Ainsi, un attaquant pouvant accéder au serveur de suivi peut envoyer des requêtes vers des adresses internes ou locales, puis lire les résultats via le point de terminaison précité. Les cibles potentielles comprennent des services d’administration dissimulés derrière les limites du réseau, des ports et des hôtes internes, ainsi que les points de terminaison de métadonnées des fournisseurs de services cloud. Cela peut, dans des cas tels que le service AWS IMDS, entraîner la divulgation d’identifiants IAM cloud.

Correctif et exigences applicables aux organismes publics

MLflow a corrigé le problème dans la version 3.15.0. L’organisme de sécurité décrit l’exploitation comme présentant une faible complexité et susceptible de permettre le vol d’identifiants cloud, tels que des identifiants AWS IAM, sans nécessiter de privilèges préalables.

La CISA a ajouté la vulnérabilité à son catalogue Known Exploited Vulnerabilities mercredi et a demandé aux agences de la branche exécutive civile fédérale américaine de respecter un délai de deux semaines en vertu de la directive opérationnelle contraignante BOD 26-04. Cette directive définit les priorités de correction lorsque les actifs vulnérables sont exposés sur Internet, lorsque la vulnérabilité figure dans le catalogue de la CISA, lorsque son exploitation peut être automatisée à grande échelle, ou lorsque l’exploitation donne à l’attaquant un contrôle partiel ou total du système ciblé.

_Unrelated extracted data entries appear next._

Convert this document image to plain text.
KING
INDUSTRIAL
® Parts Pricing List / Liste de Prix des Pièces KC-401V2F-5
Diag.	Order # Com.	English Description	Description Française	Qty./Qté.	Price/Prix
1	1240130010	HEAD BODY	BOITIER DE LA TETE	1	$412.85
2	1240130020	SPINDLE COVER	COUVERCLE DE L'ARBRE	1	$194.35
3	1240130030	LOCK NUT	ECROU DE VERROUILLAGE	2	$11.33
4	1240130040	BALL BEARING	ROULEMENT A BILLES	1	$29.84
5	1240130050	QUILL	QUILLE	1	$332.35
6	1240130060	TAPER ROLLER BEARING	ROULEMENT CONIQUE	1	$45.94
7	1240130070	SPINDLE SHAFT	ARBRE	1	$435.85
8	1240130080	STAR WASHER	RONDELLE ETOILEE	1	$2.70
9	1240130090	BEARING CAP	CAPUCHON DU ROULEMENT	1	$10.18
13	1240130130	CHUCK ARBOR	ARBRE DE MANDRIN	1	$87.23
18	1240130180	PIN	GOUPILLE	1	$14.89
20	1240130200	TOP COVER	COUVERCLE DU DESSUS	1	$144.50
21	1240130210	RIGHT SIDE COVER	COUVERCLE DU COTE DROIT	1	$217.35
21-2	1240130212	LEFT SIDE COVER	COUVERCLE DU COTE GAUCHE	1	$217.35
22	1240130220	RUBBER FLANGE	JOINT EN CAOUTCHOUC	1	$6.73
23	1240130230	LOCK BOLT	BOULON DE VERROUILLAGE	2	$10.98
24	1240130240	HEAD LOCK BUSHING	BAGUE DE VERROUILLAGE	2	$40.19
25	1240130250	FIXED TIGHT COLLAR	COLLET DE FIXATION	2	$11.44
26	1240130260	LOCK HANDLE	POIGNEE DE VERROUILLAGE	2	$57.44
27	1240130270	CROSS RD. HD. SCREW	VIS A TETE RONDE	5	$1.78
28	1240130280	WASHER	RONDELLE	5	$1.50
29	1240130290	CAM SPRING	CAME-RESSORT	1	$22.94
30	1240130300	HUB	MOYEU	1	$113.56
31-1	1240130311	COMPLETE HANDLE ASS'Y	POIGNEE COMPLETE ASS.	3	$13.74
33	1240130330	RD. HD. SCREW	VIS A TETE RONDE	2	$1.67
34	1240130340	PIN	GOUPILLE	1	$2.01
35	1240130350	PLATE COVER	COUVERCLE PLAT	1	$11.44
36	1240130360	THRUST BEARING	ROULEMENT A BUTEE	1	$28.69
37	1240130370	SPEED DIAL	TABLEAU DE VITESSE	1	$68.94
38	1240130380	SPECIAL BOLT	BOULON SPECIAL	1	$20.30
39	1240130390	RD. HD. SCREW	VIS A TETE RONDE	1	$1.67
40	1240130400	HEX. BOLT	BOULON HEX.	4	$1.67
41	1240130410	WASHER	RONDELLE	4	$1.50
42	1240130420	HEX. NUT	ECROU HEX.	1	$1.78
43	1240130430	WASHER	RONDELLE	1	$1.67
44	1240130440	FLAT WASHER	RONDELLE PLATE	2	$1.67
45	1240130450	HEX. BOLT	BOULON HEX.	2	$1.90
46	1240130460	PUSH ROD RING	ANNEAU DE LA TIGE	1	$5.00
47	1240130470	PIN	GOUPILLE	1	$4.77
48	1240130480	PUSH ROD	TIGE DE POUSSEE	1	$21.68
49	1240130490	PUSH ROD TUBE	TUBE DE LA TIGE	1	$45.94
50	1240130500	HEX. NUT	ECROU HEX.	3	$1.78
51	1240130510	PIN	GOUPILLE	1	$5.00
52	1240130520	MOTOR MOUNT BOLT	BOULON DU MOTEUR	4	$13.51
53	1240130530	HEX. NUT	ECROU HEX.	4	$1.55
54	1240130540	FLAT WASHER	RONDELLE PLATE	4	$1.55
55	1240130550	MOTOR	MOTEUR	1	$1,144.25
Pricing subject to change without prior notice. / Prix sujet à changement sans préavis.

Pourquoi cette alerte est-elle importante ?

MLflow est utilisée par des milliers d’organisations et la plateforme reçoit plus de 30 millions de téléchargements par mois. Elle prend également en charge le débogage, l’évaluation, l’optimisation et la surveillance des applications d’intelligence artificielle. L’impact de la vulnérabilité ne se limite donc pas à un seul serveur : l’existence d’un serveur de suivi accessible et non protégé peut transformer un composant destiné à gérer des applications d’intelligence artificielle en point de passage vers des services internes ou des identifiants cloud.

La BOD 26-04 s’applique uniquement aux agences gouvernementales américaines, mais la CISA a exhorté tous les défenseurs des réseaux à vérifier l’exposition des instances MLflow à Internet et à les mettre à jour vers la version 3.15.0 ou toute version ultérieure disponible. L’alerte souligne qu’il incombe à l’entité exploitante d’évaluer chaque actif et d’appliquer les recommandations de correction.